Bearing these principles in mind, if we examine the facts of this case, we find that the dismissal of the suit by the learned Subordinate Judge cannot be supported and that the amendment applied for should be allowed and that the decree and judgment of the learned District Munsif should be restored subject to the modification that the decree setting aside the order in E.A. No. 441 of 1948 in O.S. No. 494 of 1945 be restored and that it shall be declared that the suit property is liable to satisfy-not only the decree debt in O.S. No. 494 of 1945 but also the debts, if any, of the other creditors of the judgment-debtor, we have no evidence here regarding the existence of other creditors to defeat whose claims the alienation in question would have been made.
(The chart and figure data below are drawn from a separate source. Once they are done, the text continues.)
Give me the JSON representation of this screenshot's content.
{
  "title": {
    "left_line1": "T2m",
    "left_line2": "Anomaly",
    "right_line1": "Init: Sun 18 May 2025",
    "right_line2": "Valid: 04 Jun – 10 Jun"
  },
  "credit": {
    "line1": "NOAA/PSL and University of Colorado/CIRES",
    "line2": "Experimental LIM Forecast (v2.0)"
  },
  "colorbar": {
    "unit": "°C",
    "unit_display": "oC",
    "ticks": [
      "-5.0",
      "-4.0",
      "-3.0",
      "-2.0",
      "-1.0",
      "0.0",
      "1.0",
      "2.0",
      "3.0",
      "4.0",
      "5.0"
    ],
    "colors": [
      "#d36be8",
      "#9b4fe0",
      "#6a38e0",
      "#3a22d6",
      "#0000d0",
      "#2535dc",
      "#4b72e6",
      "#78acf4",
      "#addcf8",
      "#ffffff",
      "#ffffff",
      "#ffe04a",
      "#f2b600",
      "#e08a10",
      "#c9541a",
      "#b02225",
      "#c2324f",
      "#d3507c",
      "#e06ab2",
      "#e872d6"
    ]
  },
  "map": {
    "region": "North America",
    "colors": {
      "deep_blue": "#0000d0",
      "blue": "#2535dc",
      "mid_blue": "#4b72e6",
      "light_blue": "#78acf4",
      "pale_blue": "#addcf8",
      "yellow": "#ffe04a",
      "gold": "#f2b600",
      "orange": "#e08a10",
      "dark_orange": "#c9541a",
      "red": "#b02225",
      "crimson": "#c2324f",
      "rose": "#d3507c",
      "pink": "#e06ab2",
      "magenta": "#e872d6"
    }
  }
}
In making this modification it must not be understood that I have come to the conclusion that there were other creditors because the evidence as at present on record shows that only the decree-holder in O.S. No. 494 of 1945 was intended to be defrauded. In addition, equities require that this decree-holder should first proceed in the first instance against the properties allotted to the father under partition and if such properties are not available for being proceeded against, then against the properties allotted to the sons in the partition other than the property alienated in favour of the respondent before me. If no such properties are available for being proceeded against, then the property alienated in favour of the respondent should be proceeded against last for the satisfaction of the decree in O.S No. 494 of 1945. The decree-holder in O.S. No. 494 of 1945 should also proceed last against the father and the 2 sons personally as provided for in the decree and then proceed last against the alienated property. In the result, the decree and judgment of the lower appellate Court are set aside and the decree and judgment of the learned District Munsif are restored subject to the two modifications set out above. In as much as this appeal has been necessitated by the appellant not framing his suit, out of abundant caution, on behalf of the general body of creditors, each party will bear his own costs throughout. C.M.P. No. 6029 of 1955 is allowed and the memorandum of cross-objections dismissed. V.S. ------ Petition allowed.